The International Conference for High Performance Computing, Networking, Storage and Analysis
Scibox: Online Sharing of Scientific Data via the Cloud.
Authors: Jian Huang (Georgia Institute of Technology), Xuechen Zhang (Georgia Institute of Technology), Greg Eisenhauer (Georgia Institute of Technology), Karsten Schwan (Georgia Institute of Technology), Matthew Wolf (Georgia Institute of Technology), Stephane Ethier (Princeton Plasma Physics Laboratory), Scott Klasky (Oak Ridge National Laboratory)

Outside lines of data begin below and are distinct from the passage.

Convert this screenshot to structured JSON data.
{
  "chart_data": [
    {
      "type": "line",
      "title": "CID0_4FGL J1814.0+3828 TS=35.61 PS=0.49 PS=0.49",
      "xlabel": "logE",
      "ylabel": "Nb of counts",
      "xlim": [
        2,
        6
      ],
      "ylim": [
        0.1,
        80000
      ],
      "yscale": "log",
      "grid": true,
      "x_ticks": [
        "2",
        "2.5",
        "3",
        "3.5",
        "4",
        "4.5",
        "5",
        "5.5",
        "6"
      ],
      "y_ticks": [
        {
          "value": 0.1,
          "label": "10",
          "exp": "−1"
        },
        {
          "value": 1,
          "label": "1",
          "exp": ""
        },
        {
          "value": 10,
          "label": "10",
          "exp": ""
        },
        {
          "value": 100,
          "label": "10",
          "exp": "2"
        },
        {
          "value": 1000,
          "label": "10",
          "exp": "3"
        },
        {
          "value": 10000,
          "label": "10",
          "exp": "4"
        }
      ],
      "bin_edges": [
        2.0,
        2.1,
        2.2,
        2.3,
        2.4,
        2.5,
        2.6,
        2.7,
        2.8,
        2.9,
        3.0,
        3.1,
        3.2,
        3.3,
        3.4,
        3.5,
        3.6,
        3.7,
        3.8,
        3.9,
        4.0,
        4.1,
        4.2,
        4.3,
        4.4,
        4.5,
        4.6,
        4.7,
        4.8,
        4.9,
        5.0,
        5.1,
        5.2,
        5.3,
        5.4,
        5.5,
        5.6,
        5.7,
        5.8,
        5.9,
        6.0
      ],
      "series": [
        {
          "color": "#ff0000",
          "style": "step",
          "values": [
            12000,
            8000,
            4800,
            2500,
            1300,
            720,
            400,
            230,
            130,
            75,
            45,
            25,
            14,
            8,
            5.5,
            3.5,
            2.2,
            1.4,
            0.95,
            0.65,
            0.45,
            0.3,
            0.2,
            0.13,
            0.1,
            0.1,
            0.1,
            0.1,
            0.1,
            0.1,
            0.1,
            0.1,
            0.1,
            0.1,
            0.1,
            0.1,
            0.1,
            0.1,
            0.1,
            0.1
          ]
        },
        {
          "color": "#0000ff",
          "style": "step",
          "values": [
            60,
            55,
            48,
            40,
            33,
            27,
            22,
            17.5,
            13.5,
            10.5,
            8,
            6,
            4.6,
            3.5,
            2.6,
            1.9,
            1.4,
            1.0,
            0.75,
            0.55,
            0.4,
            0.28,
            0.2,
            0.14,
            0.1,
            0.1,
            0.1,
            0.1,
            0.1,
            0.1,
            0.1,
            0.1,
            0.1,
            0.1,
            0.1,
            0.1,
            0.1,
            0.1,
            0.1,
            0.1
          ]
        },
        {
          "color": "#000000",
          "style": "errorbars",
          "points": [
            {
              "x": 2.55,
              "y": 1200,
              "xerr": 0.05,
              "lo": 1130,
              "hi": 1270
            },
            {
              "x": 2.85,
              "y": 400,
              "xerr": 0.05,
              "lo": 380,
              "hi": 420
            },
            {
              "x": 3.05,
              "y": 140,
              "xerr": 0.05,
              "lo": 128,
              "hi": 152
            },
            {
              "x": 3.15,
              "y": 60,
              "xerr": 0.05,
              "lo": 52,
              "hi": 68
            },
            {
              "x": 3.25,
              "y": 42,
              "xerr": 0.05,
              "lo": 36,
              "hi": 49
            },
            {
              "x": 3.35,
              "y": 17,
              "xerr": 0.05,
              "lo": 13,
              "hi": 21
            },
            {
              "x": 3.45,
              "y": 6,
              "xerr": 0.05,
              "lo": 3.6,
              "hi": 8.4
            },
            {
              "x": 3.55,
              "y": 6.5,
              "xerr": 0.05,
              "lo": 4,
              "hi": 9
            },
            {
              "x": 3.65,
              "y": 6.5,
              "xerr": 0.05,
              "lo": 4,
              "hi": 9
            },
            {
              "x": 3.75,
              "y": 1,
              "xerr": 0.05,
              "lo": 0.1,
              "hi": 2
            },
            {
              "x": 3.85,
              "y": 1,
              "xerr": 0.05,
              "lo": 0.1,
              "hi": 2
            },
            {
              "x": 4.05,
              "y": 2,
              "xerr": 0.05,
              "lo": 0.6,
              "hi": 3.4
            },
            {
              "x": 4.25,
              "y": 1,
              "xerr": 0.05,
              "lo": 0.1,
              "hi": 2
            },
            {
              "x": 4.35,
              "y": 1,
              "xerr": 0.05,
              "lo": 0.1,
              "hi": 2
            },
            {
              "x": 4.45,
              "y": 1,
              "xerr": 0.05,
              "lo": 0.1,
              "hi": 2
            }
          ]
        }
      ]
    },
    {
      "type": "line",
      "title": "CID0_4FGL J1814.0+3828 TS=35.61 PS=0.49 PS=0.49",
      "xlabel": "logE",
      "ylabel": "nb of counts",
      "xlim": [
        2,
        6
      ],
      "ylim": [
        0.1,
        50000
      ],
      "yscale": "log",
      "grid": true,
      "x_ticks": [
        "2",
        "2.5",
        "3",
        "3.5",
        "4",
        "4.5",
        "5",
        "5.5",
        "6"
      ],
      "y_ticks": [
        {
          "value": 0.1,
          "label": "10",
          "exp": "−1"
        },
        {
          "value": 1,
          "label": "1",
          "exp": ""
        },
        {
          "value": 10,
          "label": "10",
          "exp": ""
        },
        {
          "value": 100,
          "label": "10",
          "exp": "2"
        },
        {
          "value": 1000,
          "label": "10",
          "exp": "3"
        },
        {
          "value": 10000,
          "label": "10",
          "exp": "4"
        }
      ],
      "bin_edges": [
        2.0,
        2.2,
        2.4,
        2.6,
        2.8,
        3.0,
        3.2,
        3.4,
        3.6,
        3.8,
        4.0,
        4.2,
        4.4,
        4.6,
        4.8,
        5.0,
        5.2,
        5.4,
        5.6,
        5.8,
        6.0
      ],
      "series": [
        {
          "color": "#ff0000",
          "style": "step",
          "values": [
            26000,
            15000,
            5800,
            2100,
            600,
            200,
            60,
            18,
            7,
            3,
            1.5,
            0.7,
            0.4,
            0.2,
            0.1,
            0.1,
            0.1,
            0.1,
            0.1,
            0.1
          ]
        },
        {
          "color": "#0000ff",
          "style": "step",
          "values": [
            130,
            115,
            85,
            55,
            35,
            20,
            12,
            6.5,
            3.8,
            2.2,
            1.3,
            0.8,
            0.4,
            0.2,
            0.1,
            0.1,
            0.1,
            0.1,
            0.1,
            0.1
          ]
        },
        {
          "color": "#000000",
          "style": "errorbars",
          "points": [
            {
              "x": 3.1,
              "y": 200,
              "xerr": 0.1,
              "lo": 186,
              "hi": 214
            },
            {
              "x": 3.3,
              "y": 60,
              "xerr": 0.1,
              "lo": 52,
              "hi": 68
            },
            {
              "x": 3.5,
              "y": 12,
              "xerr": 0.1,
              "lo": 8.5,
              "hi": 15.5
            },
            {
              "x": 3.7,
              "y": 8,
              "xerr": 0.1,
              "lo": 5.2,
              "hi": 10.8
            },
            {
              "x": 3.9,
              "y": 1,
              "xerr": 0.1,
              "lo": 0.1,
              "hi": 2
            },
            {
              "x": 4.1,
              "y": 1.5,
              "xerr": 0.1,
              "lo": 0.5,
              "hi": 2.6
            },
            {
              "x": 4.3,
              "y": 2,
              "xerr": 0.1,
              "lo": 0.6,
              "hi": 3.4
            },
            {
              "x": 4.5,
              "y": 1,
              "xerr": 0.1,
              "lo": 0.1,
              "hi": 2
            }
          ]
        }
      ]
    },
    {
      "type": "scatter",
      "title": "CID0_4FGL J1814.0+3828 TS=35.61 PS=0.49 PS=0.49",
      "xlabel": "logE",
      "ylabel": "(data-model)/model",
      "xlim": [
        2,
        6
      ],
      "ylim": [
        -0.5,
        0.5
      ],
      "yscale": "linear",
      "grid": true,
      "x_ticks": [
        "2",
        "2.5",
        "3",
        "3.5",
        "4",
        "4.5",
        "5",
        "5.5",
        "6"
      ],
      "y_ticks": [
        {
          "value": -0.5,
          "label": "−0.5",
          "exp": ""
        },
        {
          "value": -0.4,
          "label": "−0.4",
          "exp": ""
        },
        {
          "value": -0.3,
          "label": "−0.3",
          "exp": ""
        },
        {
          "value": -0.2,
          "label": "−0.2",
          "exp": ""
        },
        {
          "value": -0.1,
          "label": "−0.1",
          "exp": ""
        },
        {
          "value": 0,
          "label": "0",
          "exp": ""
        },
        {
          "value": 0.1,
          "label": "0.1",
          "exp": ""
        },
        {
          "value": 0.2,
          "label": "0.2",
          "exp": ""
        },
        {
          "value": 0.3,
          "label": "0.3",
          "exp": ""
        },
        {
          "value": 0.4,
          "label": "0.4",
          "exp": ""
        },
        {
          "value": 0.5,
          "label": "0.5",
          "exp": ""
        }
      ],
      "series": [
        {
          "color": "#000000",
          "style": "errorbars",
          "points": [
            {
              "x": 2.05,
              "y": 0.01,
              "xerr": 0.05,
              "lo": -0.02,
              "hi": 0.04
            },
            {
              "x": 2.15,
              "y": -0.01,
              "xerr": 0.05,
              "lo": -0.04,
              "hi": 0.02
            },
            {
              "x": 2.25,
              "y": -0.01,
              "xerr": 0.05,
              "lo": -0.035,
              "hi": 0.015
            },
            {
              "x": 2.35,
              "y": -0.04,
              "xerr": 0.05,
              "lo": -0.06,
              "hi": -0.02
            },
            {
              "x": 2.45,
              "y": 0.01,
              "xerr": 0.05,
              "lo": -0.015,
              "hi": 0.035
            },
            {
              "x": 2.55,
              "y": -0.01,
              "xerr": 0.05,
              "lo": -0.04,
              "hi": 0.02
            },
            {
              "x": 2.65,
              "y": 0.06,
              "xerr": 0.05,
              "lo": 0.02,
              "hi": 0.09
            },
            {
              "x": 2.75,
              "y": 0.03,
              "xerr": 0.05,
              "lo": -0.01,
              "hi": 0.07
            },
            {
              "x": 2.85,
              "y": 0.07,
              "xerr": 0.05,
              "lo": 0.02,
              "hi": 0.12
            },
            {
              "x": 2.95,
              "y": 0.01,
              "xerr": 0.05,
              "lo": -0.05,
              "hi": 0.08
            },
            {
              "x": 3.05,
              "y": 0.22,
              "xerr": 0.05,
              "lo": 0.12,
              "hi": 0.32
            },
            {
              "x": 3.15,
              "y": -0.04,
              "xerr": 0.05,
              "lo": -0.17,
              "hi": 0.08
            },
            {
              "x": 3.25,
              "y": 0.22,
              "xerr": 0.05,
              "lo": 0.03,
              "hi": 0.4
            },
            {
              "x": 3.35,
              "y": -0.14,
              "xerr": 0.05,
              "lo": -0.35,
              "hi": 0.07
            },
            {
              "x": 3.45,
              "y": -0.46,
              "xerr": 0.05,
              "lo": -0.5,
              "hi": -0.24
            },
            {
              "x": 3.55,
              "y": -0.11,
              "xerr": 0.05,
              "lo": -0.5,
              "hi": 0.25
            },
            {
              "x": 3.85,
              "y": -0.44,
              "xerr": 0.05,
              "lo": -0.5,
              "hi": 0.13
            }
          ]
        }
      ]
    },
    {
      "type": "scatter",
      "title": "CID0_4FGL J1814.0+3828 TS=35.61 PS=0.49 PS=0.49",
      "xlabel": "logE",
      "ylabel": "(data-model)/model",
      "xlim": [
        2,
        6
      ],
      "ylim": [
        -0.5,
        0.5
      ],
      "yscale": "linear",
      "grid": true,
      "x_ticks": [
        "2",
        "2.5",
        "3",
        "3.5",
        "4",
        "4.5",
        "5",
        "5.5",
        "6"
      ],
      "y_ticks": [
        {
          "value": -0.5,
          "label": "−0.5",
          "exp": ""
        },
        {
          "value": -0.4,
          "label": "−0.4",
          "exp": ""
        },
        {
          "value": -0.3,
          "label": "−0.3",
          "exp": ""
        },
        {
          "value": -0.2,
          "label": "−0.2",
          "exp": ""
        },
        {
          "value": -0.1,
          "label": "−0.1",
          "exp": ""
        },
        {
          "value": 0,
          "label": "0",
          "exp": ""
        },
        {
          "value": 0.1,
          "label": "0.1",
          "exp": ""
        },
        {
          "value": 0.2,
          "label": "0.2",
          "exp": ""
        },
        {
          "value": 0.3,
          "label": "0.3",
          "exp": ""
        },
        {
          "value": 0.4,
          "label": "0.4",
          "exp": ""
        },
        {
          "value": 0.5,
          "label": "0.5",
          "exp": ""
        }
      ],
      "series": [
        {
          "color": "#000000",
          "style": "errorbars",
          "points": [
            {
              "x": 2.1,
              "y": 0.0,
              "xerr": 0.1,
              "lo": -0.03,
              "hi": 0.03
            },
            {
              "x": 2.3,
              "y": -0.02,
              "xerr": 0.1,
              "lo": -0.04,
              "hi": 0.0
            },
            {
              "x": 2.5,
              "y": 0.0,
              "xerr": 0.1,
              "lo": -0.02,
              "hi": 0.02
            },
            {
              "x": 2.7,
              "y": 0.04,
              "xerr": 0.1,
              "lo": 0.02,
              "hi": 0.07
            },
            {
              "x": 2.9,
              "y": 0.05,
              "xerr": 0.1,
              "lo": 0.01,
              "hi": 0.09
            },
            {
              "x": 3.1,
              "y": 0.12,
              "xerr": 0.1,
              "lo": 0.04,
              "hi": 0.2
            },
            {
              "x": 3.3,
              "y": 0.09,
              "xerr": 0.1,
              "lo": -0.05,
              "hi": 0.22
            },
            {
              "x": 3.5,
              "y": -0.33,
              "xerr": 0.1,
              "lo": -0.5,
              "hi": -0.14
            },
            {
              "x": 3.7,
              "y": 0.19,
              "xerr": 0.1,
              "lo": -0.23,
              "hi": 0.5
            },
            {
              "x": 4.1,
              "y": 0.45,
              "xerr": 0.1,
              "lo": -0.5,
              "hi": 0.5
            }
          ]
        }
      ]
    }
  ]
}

Abstract: Collaborative science demands global sharing of scientific data. But it cannot leverage universally accessible cloud-based infrastructures like DropBox, as those offer limited interfaces and inadequate levels of access bandwidth. We present the Scibox cloud facility for online sharing scientific data. It uses standard cloud storage solutions, but offers a usage model in which high end codes can access the cloud via the same ADIOS APIs they already use for their I/O actions, thereby naturally coupling data generation with subsequent data analytics. Extending current ADIOS IO methods, with Scibox, data upload/download volumes are controlled via D(ata)R(reduction)-functions stated by end users and applied at the data source, before data is moved, with further gains in efficiency obtained by combining DR-functions to move exactly what is needed by current data consumers. Scibox is evaluated with science applications, e.g., GTS demonstrating the potential for ubiquitous data access with substantial reductions in network traffic.